Garrison information
- Garrison: 5th Special Forces Group

Airfield information
- Elevation: 7 feet (2 m) AMSL
Runways
| Direction | Length and surface |
| 00/00 | 1,500 feet (457 m) Clay |

= Cai Cai Camp =

Cai Cai Camp (also known as Cai Cai Special Forces Camp or Dan Chu Camp) is a former U.S. Army and Army of the Republic of Vietnam (ARVN) base northwest of Bình Thạnh Đông on the Plain of Reeds in southern Vietnam.

==History==
The base was established by the 5th Special Forces Group Detachment A-412 in April 1965 30 km northwest of Bình Thạnh Đông and 3 km from the Cambodian border.

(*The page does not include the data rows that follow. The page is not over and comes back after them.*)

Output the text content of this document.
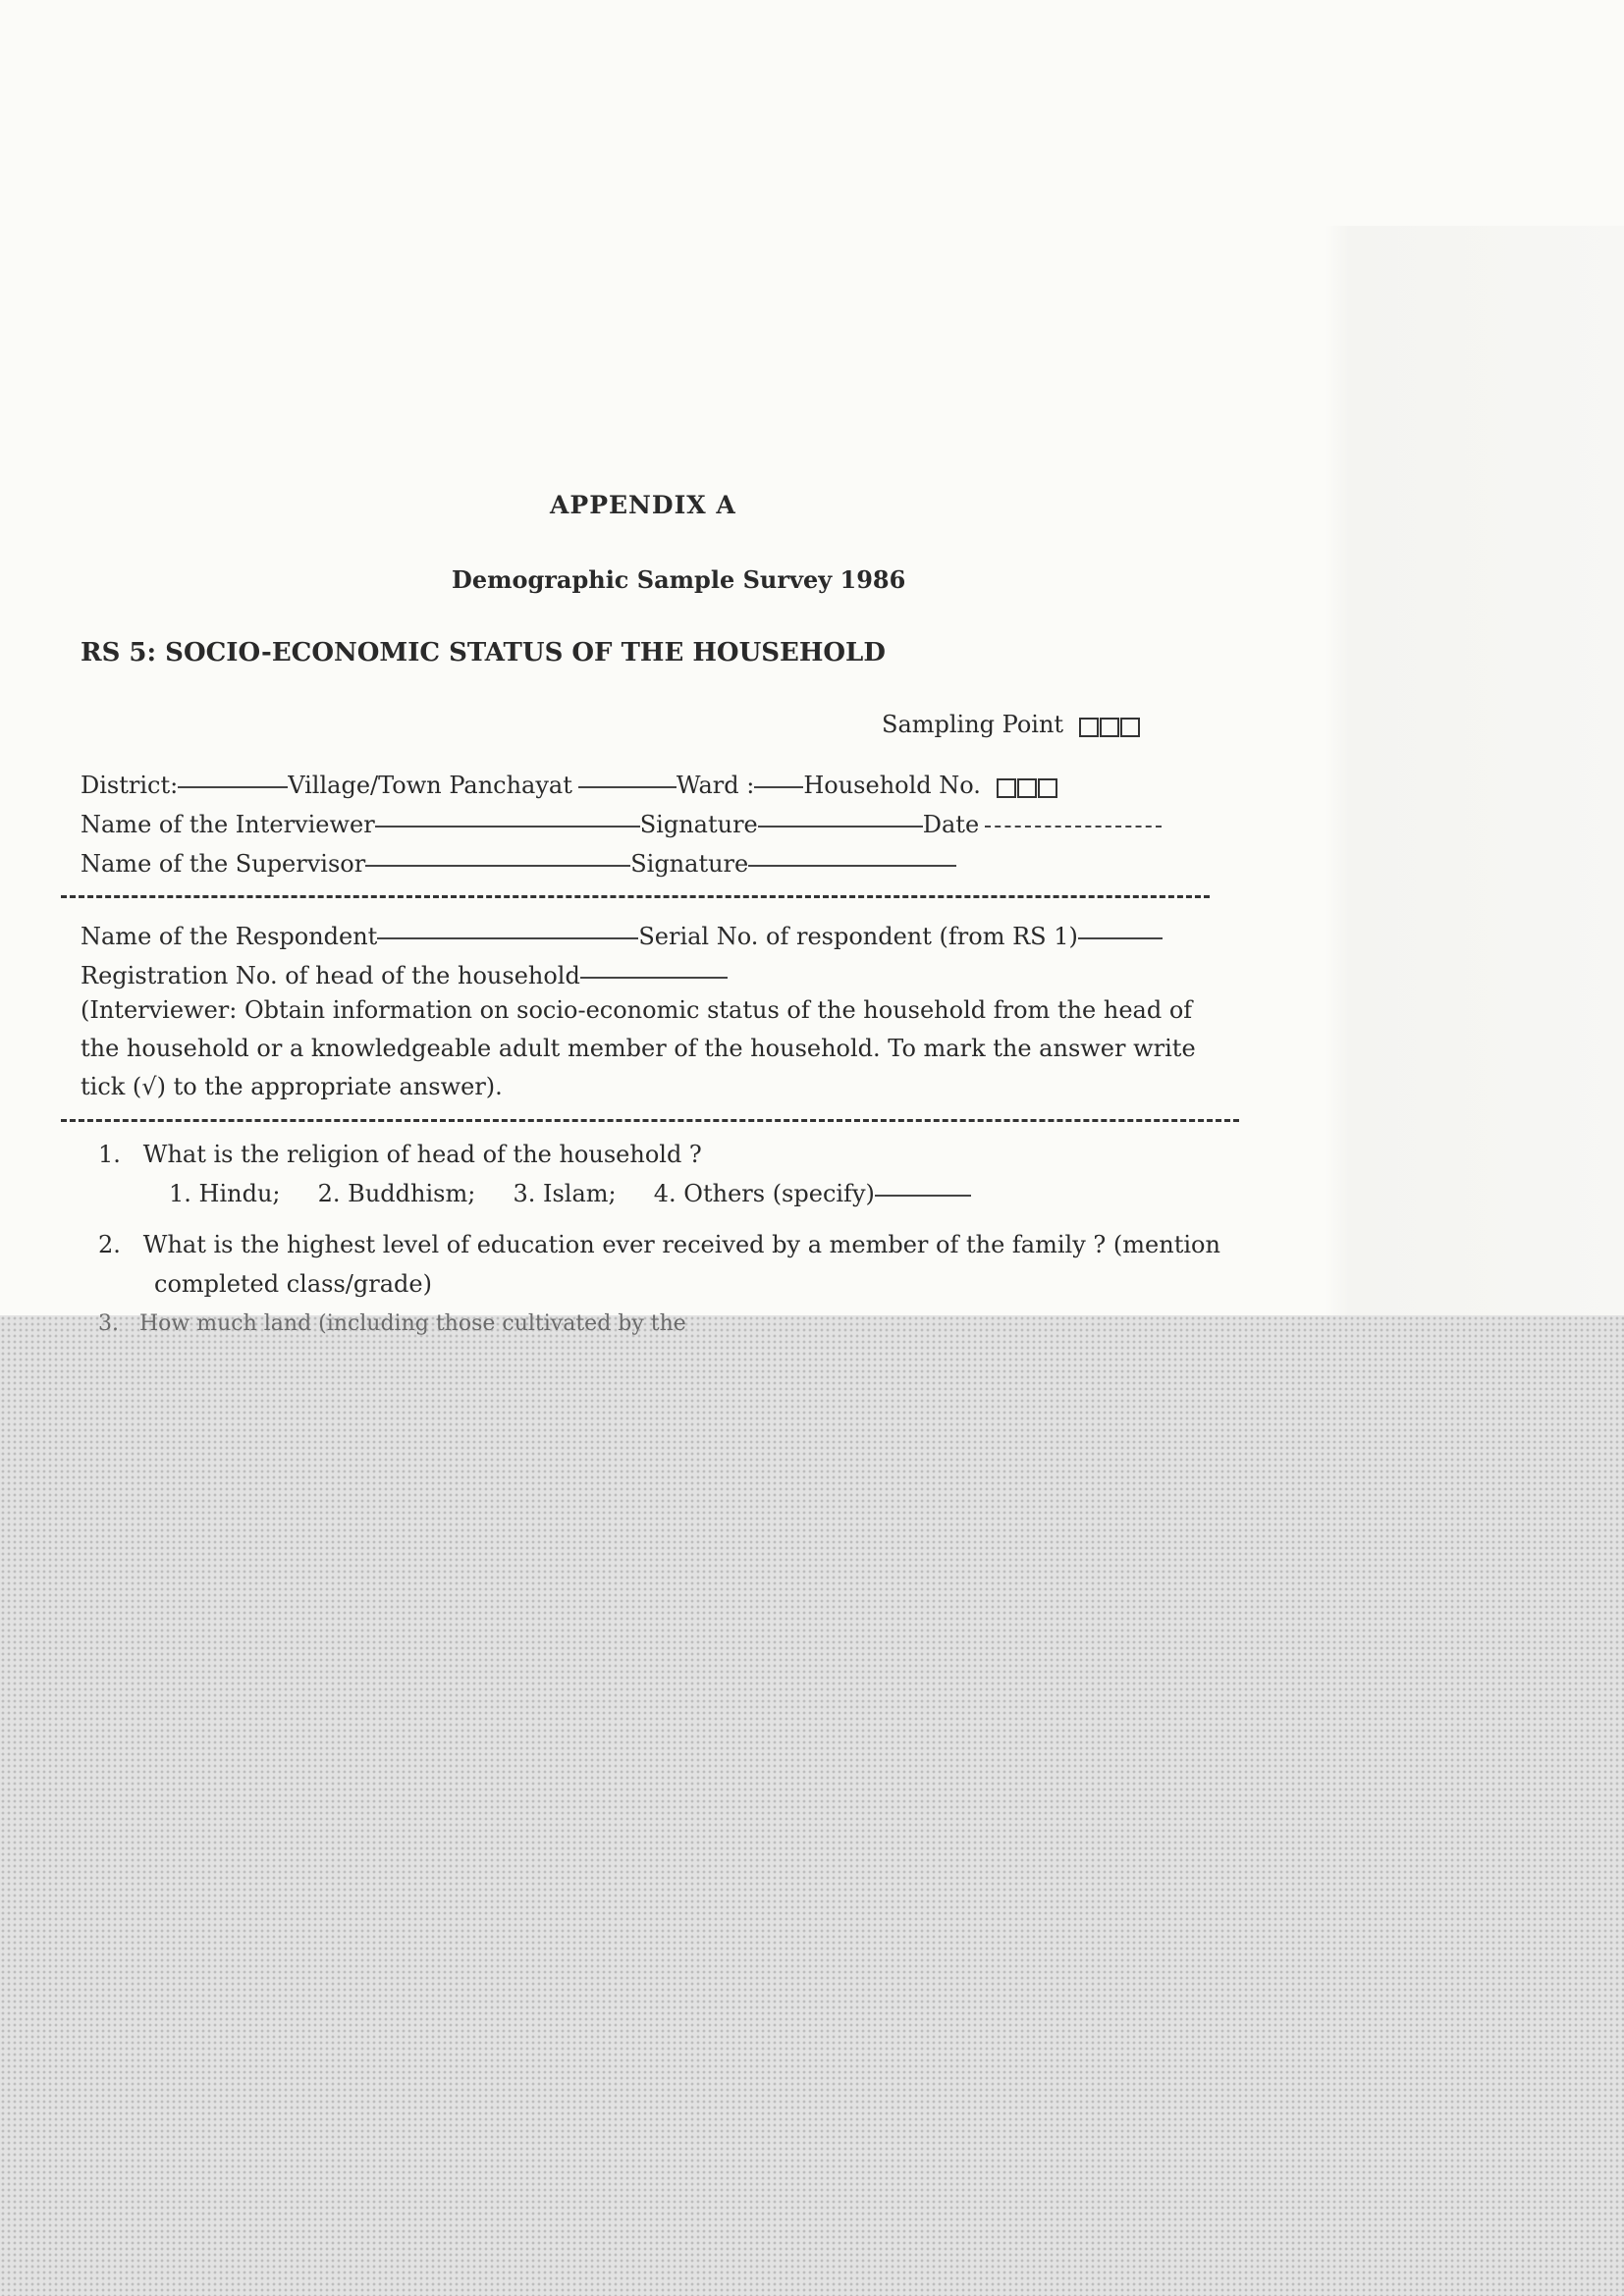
APPENDIX A
Demographic Sample Survey 1986
RS 5: SOCIO-ECONOMIC STATUS OF THE HOUSEHOLD
Sampling Point
District:	Village/Town Panchayat	Ward : Household No.
Name of the Interviewer	Signature	Date
Name of the Supervisor	Signature
Name of the Respondent	Serial No. of respondent (from RS 1)
Registration No. of head of the household
(Interviewer: Obtain information on socio-economic status of the household from the head of the household or a knowledgeable adult member of the household. To mark the answer write tick (√) to the appropriate answer).
1. What is the religion of head of the household ?
1. Hindu; 2. Buddhism; 3. Islam; 4. Others (specify)
2. What is the highest level of education ever received by a member of the family ? (mention
completed class/grade)
3. How much land (including those cultivated by the
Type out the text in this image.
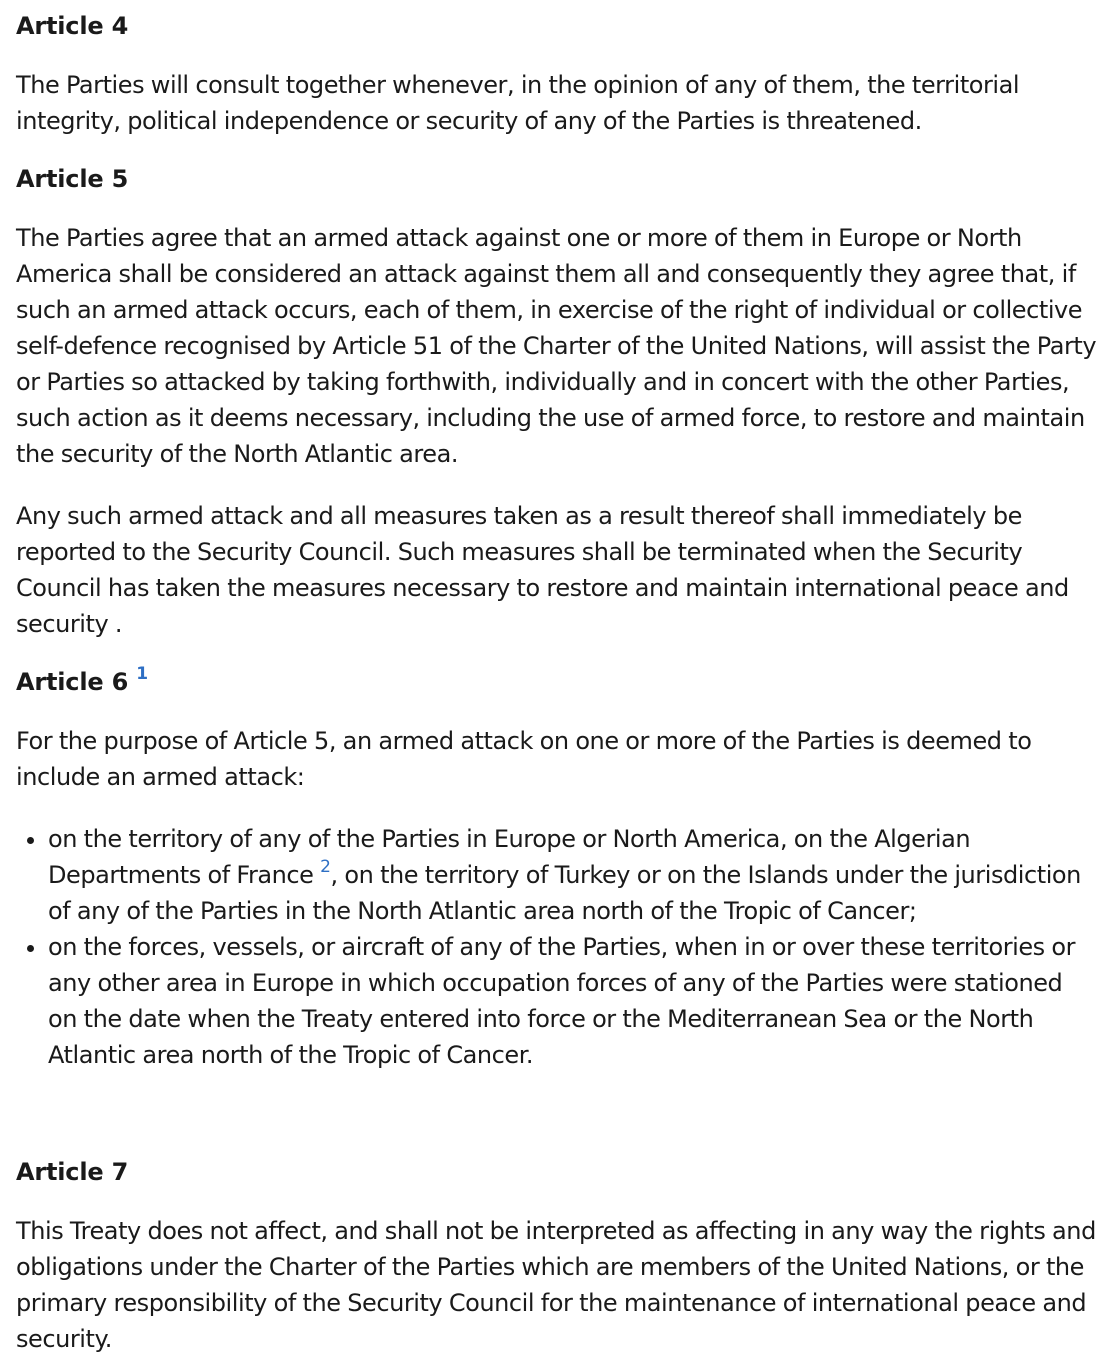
Article 4

The Parties will consult together whenever, in the opinion of any of them, the territorial integrity, political independence or security of any of the Parties is threatened.

Article 5

The Parties agree that an armed attack against one or more of them in Europe or North America shall be considered an attack against them all and consequently they agree that, if such an armed attack occurs, each of them, in exercise of the right of individual or collective self-defence recognised by Article 51 of the Charter of the United Nations, will assist the Party or Parties so attacked by taking forthwith, individually and in concert with the other Parties, such action as it deems necessary, including the use of armed force, to restore and maintain the security of the North Atlantic area.

Any such armed attack and all measures taken as a result thereof shall immediately be reported to the Security Council. Such measures shall be terminated when the Security Council has taken the measures necessary to restore and maintain international peace and security .

Article 6 $^1$

For the purpose of Article 5, an armed attack on one or more of the Parties is deemed to include an armed attack:

• on the territory of any of the Parties in Europe or North America, on the Algerian Departments of France $^2$, on the territory of Turkey or on the Islands under the jurisdiction of any of the Parties in the North Atlantic area north of the Tropic of Cancer;
• on the forces, vessels, or aircraft of any of the Parties, when in or over these territories or any other area in Europe in which occupation forces of any of the Parties were stationed on the date when the Treaty entered into force or the Mediterranean Sea or the North Atlantic area north of the Tropic of Cancer.
Article 7

This Treaty does not affect, and shall not be interpreted as affecting in any way the rights and obligations under the Charter of the Parties which are members of the United Nations, or the primary responsibility of the Security Council for the maintenance of international peace and security.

The camp was frequently a target for Vietcong fire and was severely damaged by flooding in 1965 and 1966. In 1967 Detachment A-412 was redesignated as Detachment A-431.

On 18 January 1968 forces from Detachment A-431 engaged a Vietcong force near the camp and SGT Gordon Douglas Yntema would be posthumously awarded the Medal of Honor for his actions during the battle.

The base was handed over to the ARVN 76th Border Rangers in September 1970.

==Current use==
The base has been turned over to farmland and housing.